Il est le fils d'une mère avocate et d'un père ingénieur[6].
Formation et carrière professionnelle
Nicolas Guillou a obtenu un master en droit pénal international et politique pénale en Europe à l'université Paris-I-Panthéon-Sorbonne.Il est diplômé de l'École nationale de la magistrature (ENM), où il a enseigné et dirigé des programmes de formation pour les magistrats spécialisés en justice internationale[1].
- Juge de la Cour pénale internationale (CPI)
- Juge à la Direction des affaires de droit civil du ministère français de la Justice (2006-2009)
- Conseiller auprès des ministres français de la Justice et des Affaires étrangères (2009-2012)
- Juge de liaison/attaché de justice pour les États-Unis, Washington DC (2012-2015)

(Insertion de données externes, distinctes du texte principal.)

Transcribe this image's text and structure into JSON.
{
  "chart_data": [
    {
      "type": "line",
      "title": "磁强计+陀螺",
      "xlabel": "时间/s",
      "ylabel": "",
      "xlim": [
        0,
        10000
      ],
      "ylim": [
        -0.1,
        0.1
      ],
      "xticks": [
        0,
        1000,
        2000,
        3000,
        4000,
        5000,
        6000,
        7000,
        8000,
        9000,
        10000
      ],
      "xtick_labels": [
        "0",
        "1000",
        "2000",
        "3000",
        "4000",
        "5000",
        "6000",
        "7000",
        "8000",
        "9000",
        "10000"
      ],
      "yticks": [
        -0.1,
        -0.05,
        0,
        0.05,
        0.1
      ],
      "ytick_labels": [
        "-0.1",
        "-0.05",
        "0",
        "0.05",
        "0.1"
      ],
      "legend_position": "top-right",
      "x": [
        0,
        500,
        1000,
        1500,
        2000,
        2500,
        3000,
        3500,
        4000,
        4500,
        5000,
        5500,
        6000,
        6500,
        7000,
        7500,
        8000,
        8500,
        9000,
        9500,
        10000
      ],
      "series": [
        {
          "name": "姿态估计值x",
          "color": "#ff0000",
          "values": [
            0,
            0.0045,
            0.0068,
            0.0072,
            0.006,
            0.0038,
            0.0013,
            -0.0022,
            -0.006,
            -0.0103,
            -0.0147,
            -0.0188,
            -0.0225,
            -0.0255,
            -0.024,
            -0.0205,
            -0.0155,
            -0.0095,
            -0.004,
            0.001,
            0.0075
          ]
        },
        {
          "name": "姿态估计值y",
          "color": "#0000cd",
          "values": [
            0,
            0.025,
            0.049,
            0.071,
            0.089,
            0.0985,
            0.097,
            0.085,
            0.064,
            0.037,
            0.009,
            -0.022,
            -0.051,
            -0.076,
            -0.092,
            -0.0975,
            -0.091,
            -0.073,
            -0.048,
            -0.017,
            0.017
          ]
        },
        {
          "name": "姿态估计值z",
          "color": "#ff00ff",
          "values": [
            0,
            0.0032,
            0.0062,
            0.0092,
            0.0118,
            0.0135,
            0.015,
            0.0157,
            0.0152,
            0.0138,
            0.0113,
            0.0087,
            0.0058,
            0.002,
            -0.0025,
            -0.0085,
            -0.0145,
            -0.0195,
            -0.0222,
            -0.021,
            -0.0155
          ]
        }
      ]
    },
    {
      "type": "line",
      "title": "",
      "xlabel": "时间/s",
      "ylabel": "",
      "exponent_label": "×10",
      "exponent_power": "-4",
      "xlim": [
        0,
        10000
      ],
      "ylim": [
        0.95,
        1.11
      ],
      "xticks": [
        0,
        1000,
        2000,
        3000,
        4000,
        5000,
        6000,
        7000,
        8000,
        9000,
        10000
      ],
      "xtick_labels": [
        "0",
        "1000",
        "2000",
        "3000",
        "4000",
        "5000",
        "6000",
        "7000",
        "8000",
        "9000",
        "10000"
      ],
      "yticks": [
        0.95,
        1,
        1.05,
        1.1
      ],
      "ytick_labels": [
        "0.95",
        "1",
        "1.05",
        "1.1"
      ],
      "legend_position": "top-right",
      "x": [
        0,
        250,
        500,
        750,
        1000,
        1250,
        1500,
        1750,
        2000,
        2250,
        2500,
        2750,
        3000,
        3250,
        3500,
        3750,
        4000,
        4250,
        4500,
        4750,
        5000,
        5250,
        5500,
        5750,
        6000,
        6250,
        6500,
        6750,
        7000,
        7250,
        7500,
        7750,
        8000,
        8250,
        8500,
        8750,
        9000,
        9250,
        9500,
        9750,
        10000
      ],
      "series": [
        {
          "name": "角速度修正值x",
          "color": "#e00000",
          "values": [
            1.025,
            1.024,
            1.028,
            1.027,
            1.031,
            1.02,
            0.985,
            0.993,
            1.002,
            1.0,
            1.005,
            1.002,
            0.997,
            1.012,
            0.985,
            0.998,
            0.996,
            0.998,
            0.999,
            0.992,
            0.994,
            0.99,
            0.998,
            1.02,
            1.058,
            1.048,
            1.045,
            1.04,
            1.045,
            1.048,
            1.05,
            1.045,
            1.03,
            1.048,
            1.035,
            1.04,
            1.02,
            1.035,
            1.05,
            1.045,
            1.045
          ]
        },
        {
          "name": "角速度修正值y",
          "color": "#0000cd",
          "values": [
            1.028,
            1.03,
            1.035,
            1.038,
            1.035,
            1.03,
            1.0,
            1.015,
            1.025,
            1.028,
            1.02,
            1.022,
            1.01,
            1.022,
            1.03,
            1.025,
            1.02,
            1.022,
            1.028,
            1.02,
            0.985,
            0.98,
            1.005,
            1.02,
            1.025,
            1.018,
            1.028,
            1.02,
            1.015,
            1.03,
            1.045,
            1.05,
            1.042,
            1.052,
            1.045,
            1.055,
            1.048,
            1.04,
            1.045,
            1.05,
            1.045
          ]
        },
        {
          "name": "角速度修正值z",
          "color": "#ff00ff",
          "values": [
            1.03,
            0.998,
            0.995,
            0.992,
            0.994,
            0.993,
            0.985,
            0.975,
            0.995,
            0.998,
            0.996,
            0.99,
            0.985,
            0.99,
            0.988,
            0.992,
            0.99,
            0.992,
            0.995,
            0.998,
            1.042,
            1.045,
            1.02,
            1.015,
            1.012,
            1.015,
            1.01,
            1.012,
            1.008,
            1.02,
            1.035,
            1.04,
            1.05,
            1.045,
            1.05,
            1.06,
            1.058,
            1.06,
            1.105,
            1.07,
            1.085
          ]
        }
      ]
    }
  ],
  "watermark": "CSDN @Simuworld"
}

- Chef de cabinet du président du Tribunal spécial pour le Liban (2015-2019)
- Juge international auprès des Chambres spécialisées du Kosovo depuis 2019
- Chef de l'équipe juridique, rédacteur des décisions et conseiller du président pour les questions juridiques, diplomatiques, politiques et administratives[1],[2].
Le 20 août 2025, l'Office de contrôle des avoirs étrangers du Trésor américain a imposé des sanctions au juge Guillou, membre du panel préliminaire ayant approuvé et émis des mandats d'arrêt contre le Premier ministre israélien Benyamin Netanyahou et l'ancien ministre de la Défense John Gallant[1]. Le nom de Guillou figurait parmi 15 000 personnes, dont des terroristes d'Al-Qaïda, des membres de cartels de la drogue et Vladimir Poutine[7].
Pour commencer, les sanctions impliquent une interdiction de territoire américain, ainsi qu'un gel des avoirs américains[8].
En vertu de la loi américaine, elles interdisent également à toute personne physique ou morale américaine, ainsi qu'à toute personne ou entreprise, y compris leurs filiales étrangères, de lui fournir des services[9]. De ce fait, il est de facto exclu du système bancaire international, en particulier des réseaux MasterCard, VISA ou PayPal[2], en plus de plateformes comme Airbnb ou Amazon. Selon le juge, "en pratique, le pouvoir exécutif américain peut exclure n'importe quel citoyen européen du système bancaire et de l'espace numérique de son propre pays". Il affirme que cet état de fait est "révélateur du déficit de souveraineté de l'Europe"[5].
De plus, ces sanctions affectent aussi ses proches, y compris conjoints et enfants, ayant la nationalité américaine. S'ils fournissent un service quelconque à la personne sous sanction, ils risquent des peines allant jusqu’à 20 ans de prison.
Suite à ces attaques, le juge Guillou a appelé à tenir et à renforcer la défense de l'État de droit. Il explique que "dans un monde régi par la force, ce sont aux militaires de résister. Dans un monde régi par le droit, ce sont les magistrats qui sont en première ligne et c'est bien pour cela que nous sommes attaqués"[5]. Il a aussi appelé "à faire évoluer le droit pour empêcher les acteurs économiques d'amplifier les menaces de certains pays contre la justice",.